# L3250 diff set-up



## moray (Jun 29, 2009)

I (foolishly!) agreed to replace the main differential casting, after it cracked where the top link brackets bolt on, for my neighbour.

However, I'm stuggling to find the specifications for how to shim the diff sideways (ie. the main diff carrier bearings) in the new casting.
As helpful as the dealer has been at supplying the relevant parts of the manual for setting up the differential and sandwich section, they claim there's no other parts of the manual.
The only mention about the shims, is to use the same number of shims when rebuilding the diff into the casting.

The only other mention in the pages of the manual I've got that could concern the shims, is under the Spiral Bevel Gear Turning Torque, where it mentions that if the torque is not within spec, recheck the differential gear turning force, backlash and tooth contact.

I've got all the details for checking backlask/tooth contact, but I've got nothing (and the dealer says there's nothing) about the differential turning force?

Can anybody help provide me with the relevant info?

At the current moment, I'm considering rebuilding the diff back into the old casting, and measuring turning force, and any play/clearance.


----------



## Leon (Jun 23, 2009)

I recently did work on an L2950 and found the Kubota service manuals to be lacking in information and peculiar in the way they set up disassembling procedures.

My general rule of thumb for differential bearing preload(turning force) is that it should be able to be rotated with one hand, with slight drag to no drag and should not freewheel like the Wheel of Fortune, nor should it take 2 hands to rotate.

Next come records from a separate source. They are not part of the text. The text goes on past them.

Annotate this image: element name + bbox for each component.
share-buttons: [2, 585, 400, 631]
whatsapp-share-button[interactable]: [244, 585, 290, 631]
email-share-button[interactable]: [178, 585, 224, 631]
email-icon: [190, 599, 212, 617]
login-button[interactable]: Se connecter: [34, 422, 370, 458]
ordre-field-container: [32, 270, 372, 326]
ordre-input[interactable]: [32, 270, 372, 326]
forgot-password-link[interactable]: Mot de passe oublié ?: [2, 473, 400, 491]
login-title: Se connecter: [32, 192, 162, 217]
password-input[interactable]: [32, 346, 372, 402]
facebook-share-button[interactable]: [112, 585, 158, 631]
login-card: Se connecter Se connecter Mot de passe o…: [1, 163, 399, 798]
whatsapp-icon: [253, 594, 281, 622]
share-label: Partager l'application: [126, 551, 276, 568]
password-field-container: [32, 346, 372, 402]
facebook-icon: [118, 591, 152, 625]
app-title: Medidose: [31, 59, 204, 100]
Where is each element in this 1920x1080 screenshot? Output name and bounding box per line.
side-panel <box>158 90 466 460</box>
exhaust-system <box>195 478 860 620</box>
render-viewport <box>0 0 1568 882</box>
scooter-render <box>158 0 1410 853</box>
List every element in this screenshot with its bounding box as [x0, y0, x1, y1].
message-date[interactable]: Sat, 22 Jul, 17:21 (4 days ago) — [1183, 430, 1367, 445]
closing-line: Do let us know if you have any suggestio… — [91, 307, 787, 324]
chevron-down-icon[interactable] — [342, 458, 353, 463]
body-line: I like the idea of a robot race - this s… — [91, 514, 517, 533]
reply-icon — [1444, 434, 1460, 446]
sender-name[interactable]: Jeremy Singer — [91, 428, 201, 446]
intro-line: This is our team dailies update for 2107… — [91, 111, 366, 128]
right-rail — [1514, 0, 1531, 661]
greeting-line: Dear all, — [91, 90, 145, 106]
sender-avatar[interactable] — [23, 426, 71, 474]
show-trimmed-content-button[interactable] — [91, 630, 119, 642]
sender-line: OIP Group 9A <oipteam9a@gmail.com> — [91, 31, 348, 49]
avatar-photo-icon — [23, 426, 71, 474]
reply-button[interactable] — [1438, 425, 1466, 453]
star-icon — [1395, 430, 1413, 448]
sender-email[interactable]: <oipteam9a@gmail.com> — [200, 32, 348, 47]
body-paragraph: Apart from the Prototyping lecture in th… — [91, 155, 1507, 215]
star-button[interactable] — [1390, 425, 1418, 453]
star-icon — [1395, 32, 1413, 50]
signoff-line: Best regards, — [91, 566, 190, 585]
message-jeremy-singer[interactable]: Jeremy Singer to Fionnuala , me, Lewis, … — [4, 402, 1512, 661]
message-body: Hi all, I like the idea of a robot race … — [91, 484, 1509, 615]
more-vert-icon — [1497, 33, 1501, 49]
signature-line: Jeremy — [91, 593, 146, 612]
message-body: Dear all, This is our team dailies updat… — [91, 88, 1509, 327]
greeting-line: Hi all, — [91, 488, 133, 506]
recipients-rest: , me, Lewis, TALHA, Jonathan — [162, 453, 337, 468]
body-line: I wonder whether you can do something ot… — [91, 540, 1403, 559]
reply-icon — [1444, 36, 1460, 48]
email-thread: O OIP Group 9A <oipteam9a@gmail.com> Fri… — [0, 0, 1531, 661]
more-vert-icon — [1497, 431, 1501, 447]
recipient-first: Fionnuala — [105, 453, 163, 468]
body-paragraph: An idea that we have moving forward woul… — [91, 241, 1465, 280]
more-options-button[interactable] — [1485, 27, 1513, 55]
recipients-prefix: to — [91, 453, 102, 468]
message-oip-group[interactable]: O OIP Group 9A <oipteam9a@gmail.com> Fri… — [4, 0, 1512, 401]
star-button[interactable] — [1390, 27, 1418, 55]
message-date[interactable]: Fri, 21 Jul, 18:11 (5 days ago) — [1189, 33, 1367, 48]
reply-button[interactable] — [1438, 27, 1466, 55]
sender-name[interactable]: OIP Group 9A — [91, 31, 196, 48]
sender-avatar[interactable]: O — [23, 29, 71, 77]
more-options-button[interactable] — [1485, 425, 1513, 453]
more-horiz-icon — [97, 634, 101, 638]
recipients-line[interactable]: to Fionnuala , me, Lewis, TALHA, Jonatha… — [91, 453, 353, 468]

This will give you between 0-8 pounds of preload.

Whenever I have a transmission/rear end completely apart, I follow this procedure for reassembly of the pinion and differential assembly:

1) Set the bearing preload on the differential. Remove differential and set aside.

2) Install pinion(spiral bevel gear) using same amount of shims as original set up.

3) Reinstall differential and move shims around to get proper gear backlash.

4) Check tooth contact and add/remove shims from pinion if not correct.

5) Recheck gear backlash one last time and your done.

-Leon


----------



## moray (Jun 29, 2009)

Thanks for that.

I was kind of heading that way, and just building it up and measuring the pinion turning torque.

I built the diff up using your method, and it feels about right, but I'll get a small torque wrench from work tomorrow, and double check the turning torque.

I seem to of had a bit luck with the shims, as all I needed to do was swap one from side to side on the main diff bearings, to get the right amount of backlash, and the correct tooth contact.


----------